Unter der Moderation von Jörg von Steinaecker, Inhaber Steinaecker Consulting, präsentierten Referenten aus der Branche am vergangenen Mittwoch auf dem 8. AUTOHAUS Praxistag - neue Geschäftsmodelle Beispiele aus der Praxis. Hierbei wurden nicht nur die positiven Effekte, sondern auch Fehler ganz offen aufgezeigt.

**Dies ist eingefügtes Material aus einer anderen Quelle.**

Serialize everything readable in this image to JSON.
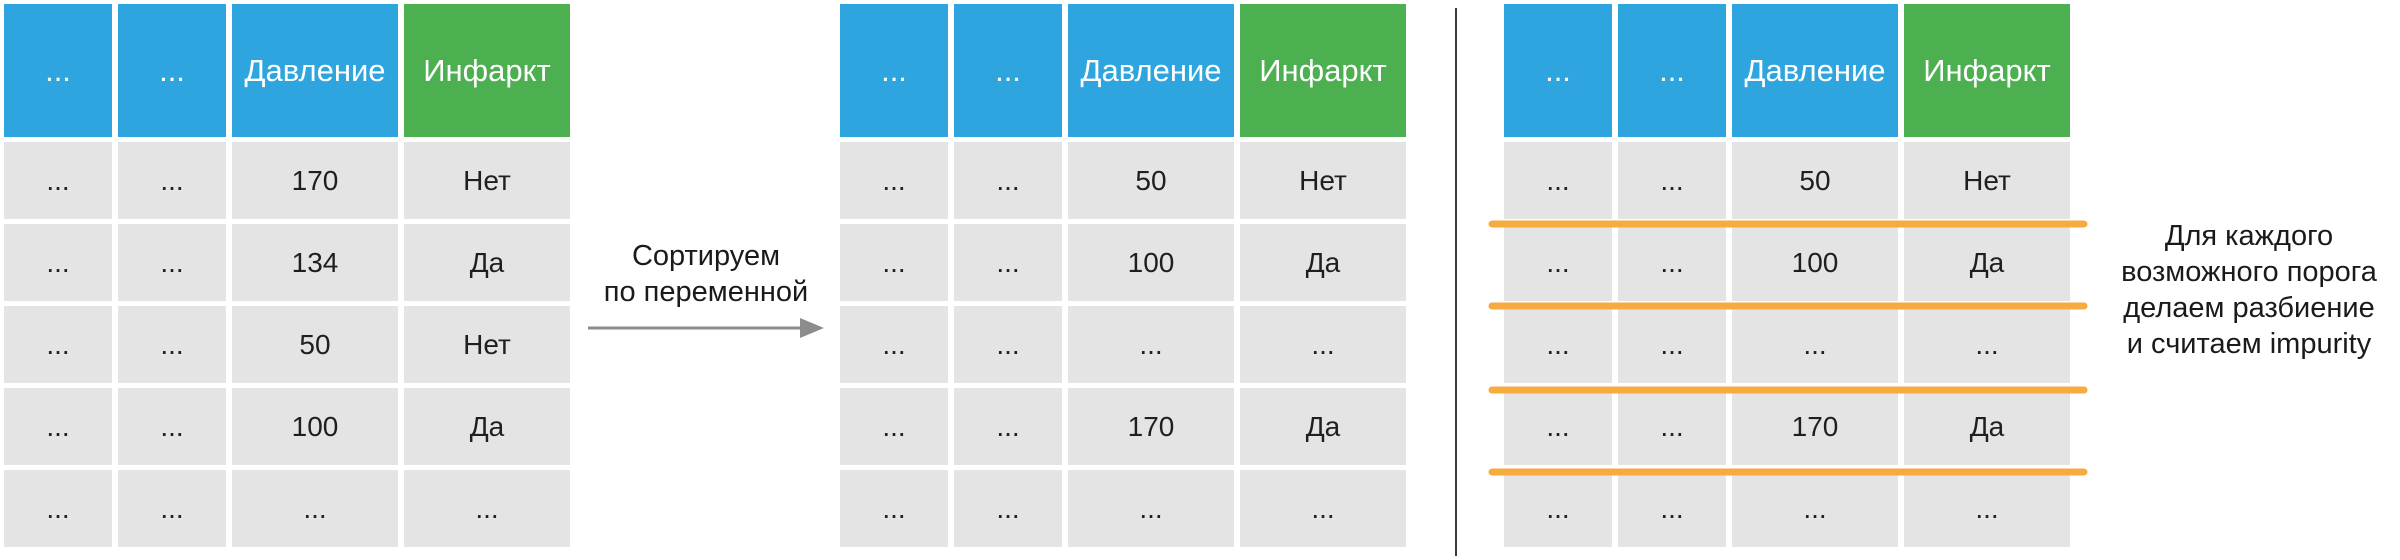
{
  "headers": [
    "...",
    "...",
    "Давление",
    "Инфаркт"
  ],
  "header_colors": [
    "#2ea5de",
    "#2ea5de",
    "#2ea5de",
    "#4caf50"
  ],
  "accent_line_color": "#f5ab3e",
  "tables": [
    {
      "rows": [
        [
          "...",
          "...",
          "170",
          "Нет"
        ],
        [
          "...",
          "...",
          "134",
          "Да"
        ],
        [
          "...",
          "...",
          "50",
          "Нет"
        ],
        [
          "...",
          "...",
          "100",
          "Да"
        ],
        [
          "...",
          "...",
          "...",
          "..."
        ]
      ]
    },
    {
      "rows": [
        [
          "...",
          "...",
          "50",
          "Нет"
        ],
        [
          "...",
          "...",
          "100",
          "Да"
        ],
        [
          "...",
          "...",
          "...",
          "..."
        ],
        [
          "...",
          "...",
          "170",
          "Да"
        ],
        [
          "...",
          "...",
          "...",
          "..."
        ]
      ]
    },
    {
      "rows": [
        [
          "...",
          "...",
          "50",
          "Нет"
        ],
        [
          "...",
          "...",
          "100",
          "Да"
        ],
        [
          "...",
          "...",
          "...",
          "..."
        ],
        [
          "...",
          "...",
          "170",
          "Да"
        ],
        [
          "...",
          "...",
          "...",
          "..."
        ]
      ]
    }
  ],
  "sort_caption": [
    "Сортируем",
    "по переменной"
  ],
  "threshold_caption": [
    "Для каждого",
    "возможного порога",
    "делаем разбиение",
    "и считаем impurity"
  ]
}
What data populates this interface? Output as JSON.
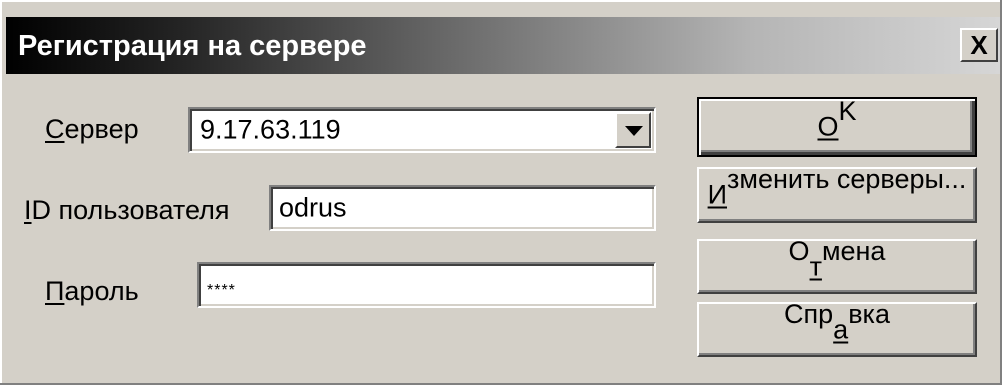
{
  "dialog": {
    "title": "Регистрация на сервере",
    "close_label": "X"
  },
  "server": {
    "label_mnemonic": "С",
    "label_rest": "ервер",
    "value": "9.17.63.119"
  },
  "user_id": {
    "label_mnemonic": "I",
    "label_rest": "D пользователя",
    "value": "odrus"
  },
  "password": {
    "label_mnemonic": "П",
    "label_rest": "ароль",
    "value": "****"
  },
  "buttons": {
    "ok": {
      "mnemonic": "O",
      "rest": "K"
    },
    "change_servers": {
      "mnemonic": "И",
      "rest": "зменить серверы..."
    },
    "cancel": {
      "before": "О",
      "mnemonic": "т",
      "rest": "мена"
    },
    "help": {
      "before": "Спр",
      "mnemonic": "а",
      "rest": "вка"
    }
  },
  "icons": {
    "close": "close-icon",
    "dropdown": "chevron-down-icon"
  },
  "colors": {
    "face": "#d4d0c8",
    "title_start": "#000000",
    "title_end": "#d6d6d6"
  }
}
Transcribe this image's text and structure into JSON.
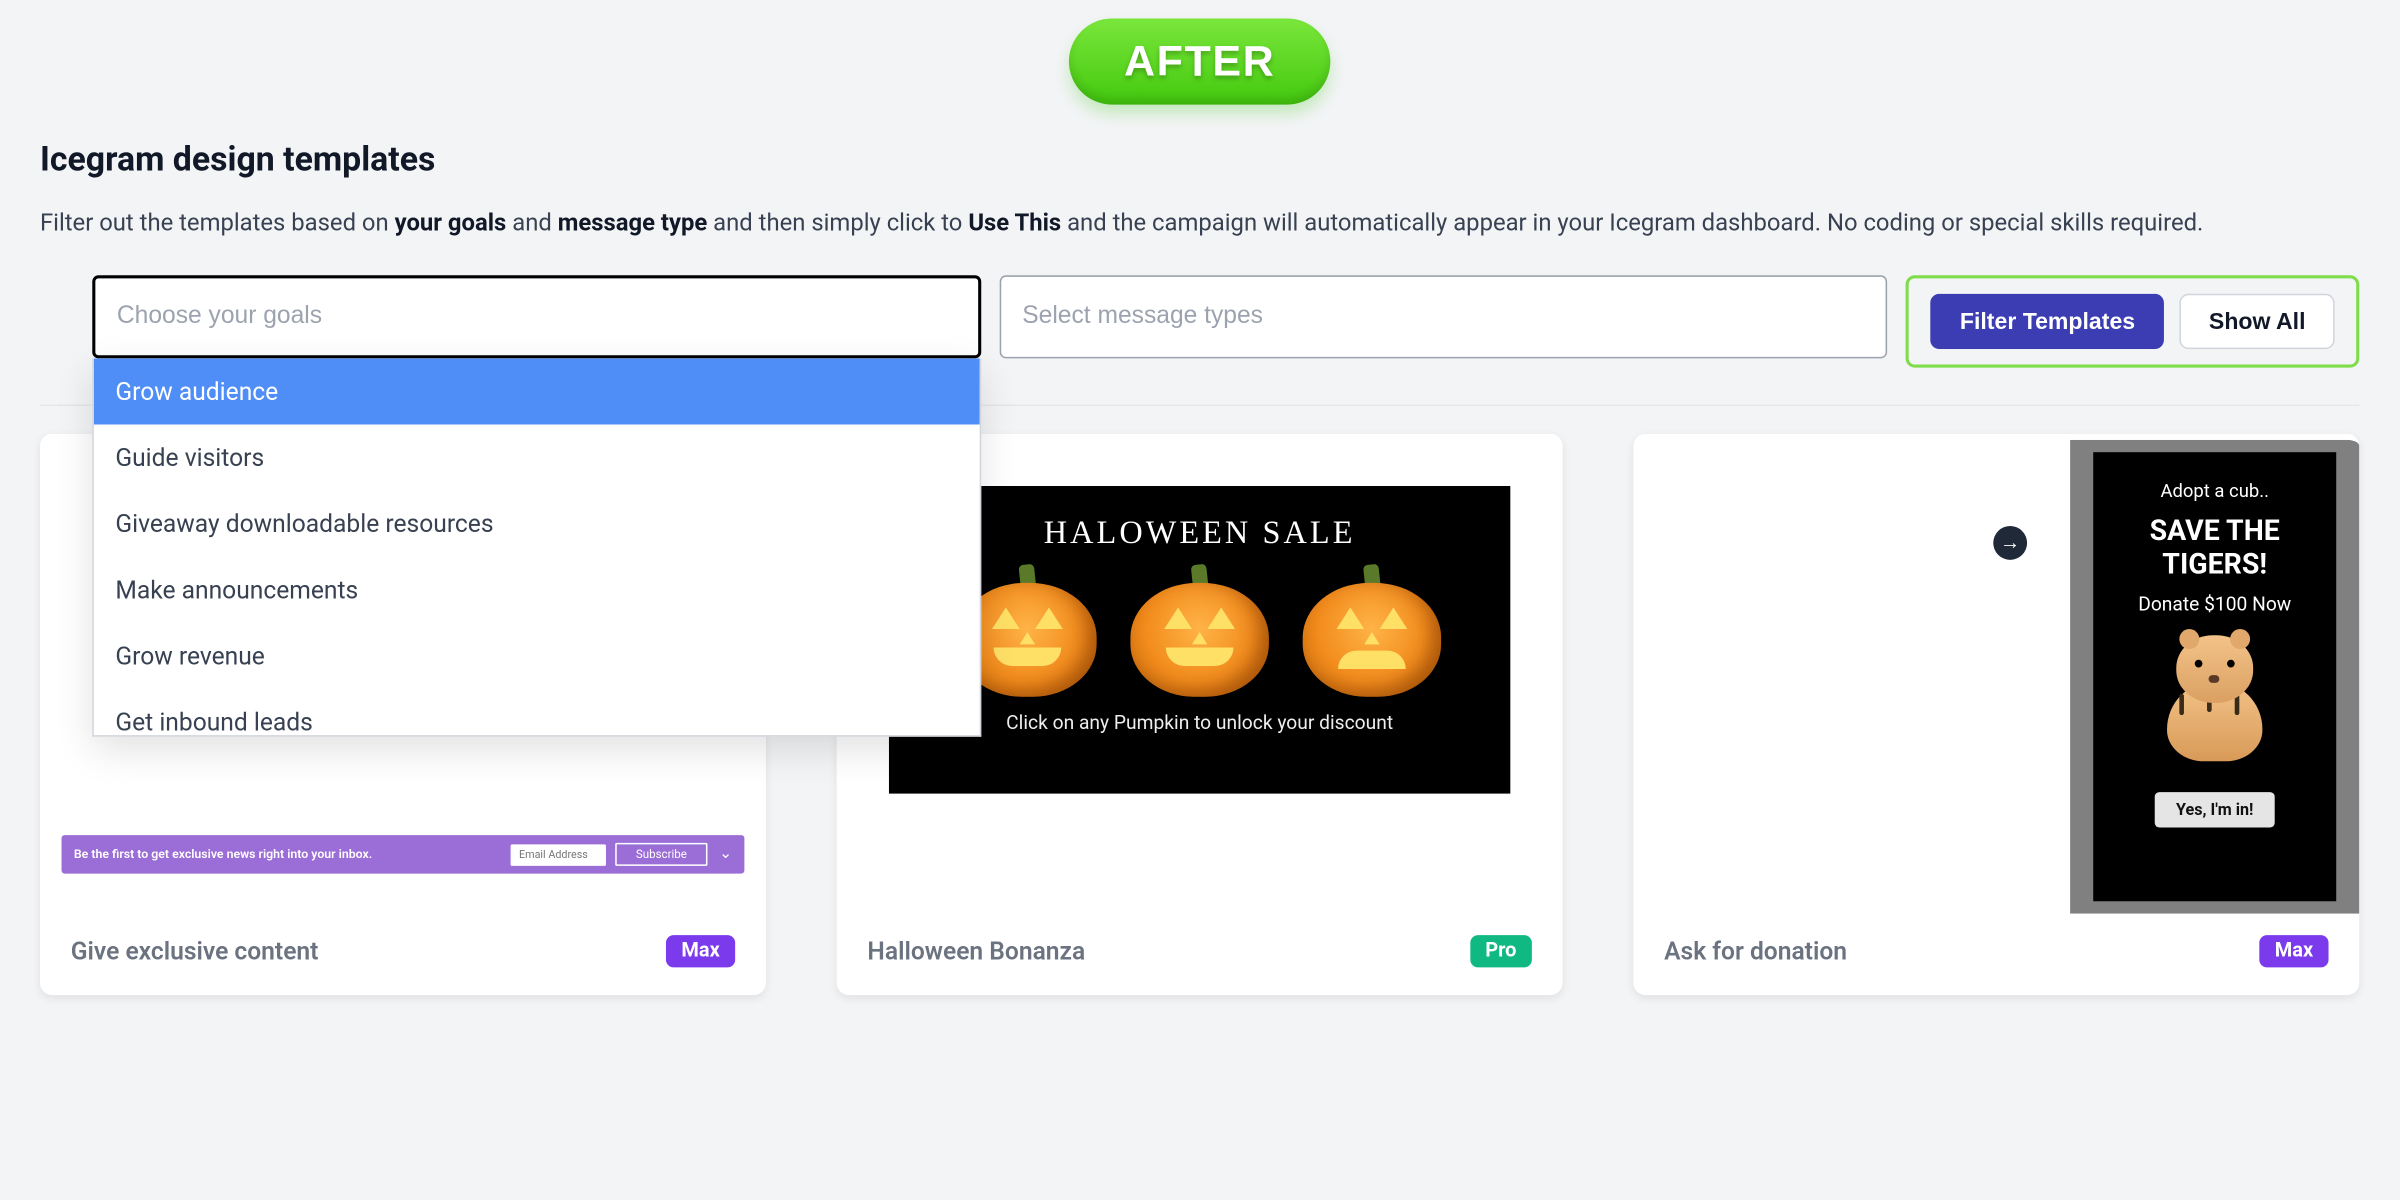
{
  "banner": {
    "label": "AFTER"
  },
  "header": {
    "title": "Icegram design templates",
    "desc_parts": {
      "p1": "Filter out the templates based on ",
      "b1": "your goals",
      "p2": " and ",
      "b2": "message type",
      "p3": " and then simply click to ",
      "b3": "Use This",
      "p4": " and the campaign will automatically appear in your Icegram dashboard. No coding or special skills required."
    }
  },
  "filters": {
    "goals_placeholder": "Choose your goals",
    "types_placeholder": "Select message types",
    "goals_options": [
      "Grow audience",
      "Guide visitors",
      "Giveaway downloadable resources",
      "Make announcements",
      "Grow revenue",
      "Get inbound leads"
    ],
    "highlighted_index": 0
  },
  "actions": {
    "filter_label": "Filter Templates",
    "show_all_label": "Show All"
  },
  "cards": [
    {
      "title": "Give exclusive content",
      "badge": "Max",
      "badge_class": "badge-max",
      "preview": {
        "bar_text": "Be the first to get exclusive news right into your inbox.",
        "input_placeholder": "Email Address",
        "button_label": "Subscribe"
      }
    },
    {
      "title": "Halloween Bonanza",
      "badge": "Pro",
      "badge_class": "badge-pro",
      "preview": {
        "headline": "HALOWEEN SALE",
        "sub": "Click on any Pumpkin to unlock your discount"
      }
    },
    {
      "title": "Ask for donation",
      "badge": "Max",
      "badge_class": "badge-max",
      "preview": {
        "adopt": "Adopt a cub..",
        "save": "SAVE THE TIGERS!",
        "donate": "Donate $100 Now",
        "cta": "Yes, I'm in!"
      }
    }
  ]
}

Neue Geschäftsmodelle braucht das Autohaus
Von Steinaecker eröffnete die Veranstaltung mit dem Satz: "Das klassische Kfz-Geschäft wächst nicht mehr." Durch Digitalisierung und neue Mobilitätsformen habe der Handel jedoch viele alternative Chancen. Der Branchenkenner stellte den bunten Blumenstrauß der verschiedenen Geschäftsmodelle eines Autohauses dar und zeigte konkret, welche Möglichkeiten allein die E-Mobilität, der Zweiradmarkt sowie Carsharing bereithalten. Lust auf Veränderung müsse in den Betrieben erzeugt werden. So könnten erfolgreiche Ansätze gewinnbringend umgesetzt werden.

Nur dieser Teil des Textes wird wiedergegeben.